Barbarie invisible et "Hiroshima mon amour" de Marguerite Duras.
La poésie est toujours à double tranchant. Si on marche, on est emporté par quelque chose de l’ordre de la musique, on est sensible à l’autre signifié qui se profile, on est …amoureux et l’amour aveugle, c’est connu. C’est le “en toi, plus que toi”(J.A Miller) qui signifie que l’objet perdu pourrait être là, dans l’Autre. D’où l’histoire d’amour entre le lecteur et certains textes. D’où cette jouissance du texte qui se fait corps, qui monte au cerveau et se fait…corps-texte. d’où l’état hypnotique où on est alors pris en possession.
Dans le cas contraire, on en rit. Je n’avais rien vu de l’énormité du titre “Hiroshima mon amour”. Ce qui est à noter, c’est que que le texte de Duras, lui aussi, traite de l’invisible.
Souvenez vous de la phrase-litanie: “Non, tu n’as rien vu à Hiroshima.”
Et moi, voici ma litanie:”Non, tu n’as rien vu à notre monde”.
Et j’irai même plus loin:c’est une des clés de la banalité du mal, l’invisible.Le monde est écrit en encre sympathique mais sa réalité l’est beaucoup moins!
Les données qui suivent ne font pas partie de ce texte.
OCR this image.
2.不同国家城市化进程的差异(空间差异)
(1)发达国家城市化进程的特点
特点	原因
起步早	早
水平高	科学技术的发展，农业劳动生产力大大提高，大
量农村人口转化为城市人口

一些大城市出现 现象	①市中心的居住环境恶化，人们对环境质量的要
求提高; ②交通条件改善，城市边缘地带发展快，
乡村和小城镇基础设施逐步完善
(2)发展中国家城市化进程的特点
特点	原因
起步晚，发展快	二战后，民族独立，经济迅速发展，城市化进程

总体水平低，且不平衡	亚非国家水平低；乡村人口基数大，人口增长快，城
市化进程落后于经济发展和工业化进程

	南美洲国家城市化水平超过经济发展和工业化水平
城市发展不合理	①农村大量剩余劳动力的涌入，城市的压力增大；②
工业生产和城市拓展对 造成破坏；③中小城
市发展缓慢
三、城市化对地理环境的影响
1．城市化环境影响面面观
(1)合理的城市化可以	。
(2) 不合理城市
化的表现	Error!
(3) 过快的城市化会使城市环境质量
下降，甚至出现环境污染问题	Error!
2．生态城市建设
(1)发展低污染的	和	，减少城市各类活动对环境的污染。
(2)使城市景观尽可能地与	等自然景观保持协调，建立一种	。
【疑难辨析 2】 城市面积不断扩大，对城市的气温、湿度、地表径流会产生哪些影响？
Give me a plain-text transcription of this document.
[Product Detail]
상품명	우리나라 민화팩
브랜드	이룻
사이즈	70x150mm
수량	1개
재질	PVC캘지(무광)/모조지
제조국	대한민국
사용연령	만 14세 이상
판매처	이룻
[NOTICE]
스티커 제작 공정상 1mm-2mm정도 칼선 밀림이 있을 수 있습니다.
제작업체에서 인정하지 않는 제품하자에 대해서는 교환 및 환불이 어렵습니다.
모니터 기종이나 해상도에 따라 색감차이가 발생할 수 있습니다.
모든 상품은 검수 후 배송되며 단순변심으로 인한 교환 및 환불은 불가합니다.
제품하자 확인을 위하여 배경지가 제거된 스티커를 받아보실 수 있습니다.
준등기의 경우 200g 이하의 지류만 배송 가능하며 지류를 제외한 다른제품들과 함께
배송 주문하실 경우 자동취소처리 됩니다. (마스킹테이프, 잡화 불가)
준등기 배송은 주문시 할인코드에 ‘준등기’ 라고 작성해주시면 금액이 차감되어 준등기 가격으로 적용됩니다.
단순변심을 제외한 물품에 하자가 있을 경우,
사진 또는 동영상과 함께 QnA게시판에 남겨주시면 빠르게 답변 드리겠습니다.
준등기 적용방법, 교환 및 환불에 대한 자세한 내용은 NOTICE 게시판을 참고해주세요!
Selon moi, c’est un devoir éthique que de rendre visible le réel du monde.
L’habitude, comme les préjugés, les croyances et divers a priori, effacent le réel du regard. Dans “La lettre volée” de Poe, la lettre que Dupin cache est sous le nez de tous, et nul ne la voit Dupin l’ a cachée en ne la cachnat pas, là où nul ne peut s’attendre à la trouver. A priori.
A l’inverse, rendre visible ce qui est évident, mais que personne ne semble pouvoir accepter de voir, c’est le problème auquel Claude Lanzmann a si bien répondu dans son livre- film Shoah en n’en montrant aucune image.
Comment montrer l’indicible? Comment dire l’irregardable? Comment faire surgir dans l’imaginaire de chacun le réel impossible à dire?
Le réel échappe mais il faut chercher à le voir pour ne pas se contenter de continuer à ne croire que ce qu’ON en dit.